In the same vein of historical investigation we also visited the cemetery at King’s Chapel and the church itself.  Another astounding work of art, the church had a pew box adorned with overhead hangings which was reserved for the royal governor.  George Washington later sat in the same pew at a fundraiser.  Let me tell you, there were LOTS of places that George Washington visited in Boston and they are all CLEARLY marked.  After stopping through Fanieul Hall and Quincy Market (the world’s worst tourist trap), we tripped over to the Irish Famine Memorial (especially important to my friend’s direct Irish roots) and the South Meeting Hall.  A museum worth paying to go into, it’s a tribute to revolution and free speech, no matter what end of the spectrum it falls on.

We intended to stop at an Irish restaurant to partake of traditional Irish fare and Boston atmosphere so that Jane wouldn’t have to cook for me if we didn’t have time.  The Purple Shamrock, however, was a waste of time apart from the time we had to sit down and relax.  First the boiled dinners that we had come for weren’t ready yet because the delivery man had JUST brought them.  Next, they didn’t have their soup of the day.  After that, we found a long, thick, black hair trailing out of the Boston Clam Chowder.  Disgusting!  Needless to say, we were NOT impressed.

After walking all across Boston, we took the T back to the North End and drove out to go get massages.  A day well spent, we drove exhausted back to New Hampshire where we promptly collapsed.

The next day was slow but wonderful.  We got up…and I really mean Jane got up and began preparing a traditional Irish meal: corned beef with cabbage, carrots and parsnips, mashed potatoes, and white sauce.  Incredibly delicious and filling!  I’ll be sure to try and imitate it, though I don’t know that anyone can make Irish food like the Irish!

The trip wasn’t over though until I’d actually made it on the plane.  Everything that could go wrong, went wrong when I went through security.  First my hairpins set off the metal detector so I had to get a pat-down.  Then my purse set off red-lights.
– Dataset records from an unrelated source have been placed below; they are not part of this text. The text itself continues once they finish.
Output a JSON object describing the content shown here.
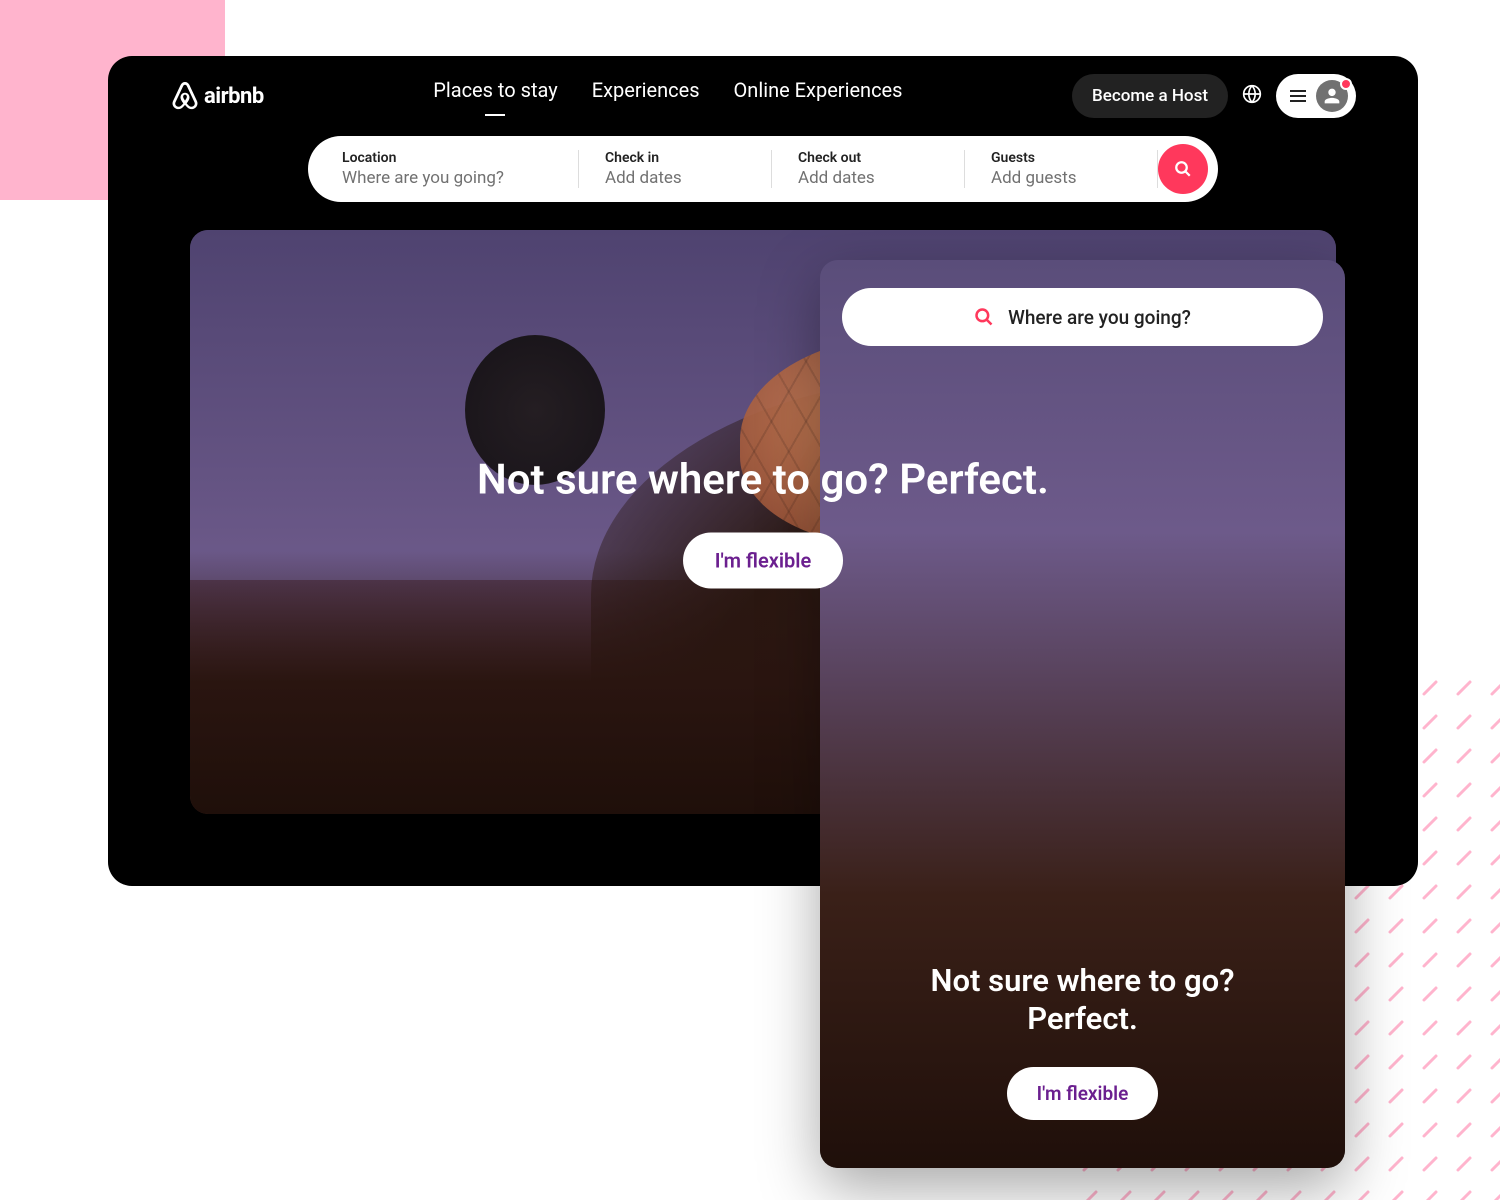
{
  "brand": {
    "name": "airbnb"
  },
  "nav": {
    "tabs": [
      {
        "label": "Places to stay",
        "active": true
      },
      {
        "label": "Experiences"
      },
      {
        "label": "Online Experiences"
      }
    ],
    "host_label": "Become a Host"
  },
  "search": {
    "cells": [
      {
        "label": "Location",
        "placeholder": "Where are you going?"
      },
      {
        "label": "Check in",
        "placeholder": "Add dates"
      },
      {
        "label": "Check out",
        "placeholder": "Add dates"
      },
      {
        "label": "Guests",
        "placeholder": "Add guests"
      }
    ]
  },
  "hero": {
    "title": "Not sure where to go? Perfect.",
    "cta": "I'm flexible"
  },
  "mobile": {
    "search_placeholder": "Where are you going?",
    "title_line1": "Not sure where to go?",
    "title_line2": "Perfect.",
    "cta": "I'm flexible"
  },
  "colors": {
    "accent": "#ff385c",
    "cta_text": "#6b1f8f",
    "decor_pink": "#ffb4cd"
  }
}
Turns out, I had forgotten about removing not only my pepper spray but also my multitool.  Both were confiscated, but on account of the pepper spray, the state police were called in as it is an illegal item in Massachusetts.  Lucky me.  One pitiable and remorseful explanation later, I’d finally made it to my gate with fifteen minutes and a bathroom break to spare.

All in all, it was a fantastic trip and even though I’m sure I haven’t done any of it justice, I had a truly wonderful time with wonderful people.  Pictures to come soon…maybe.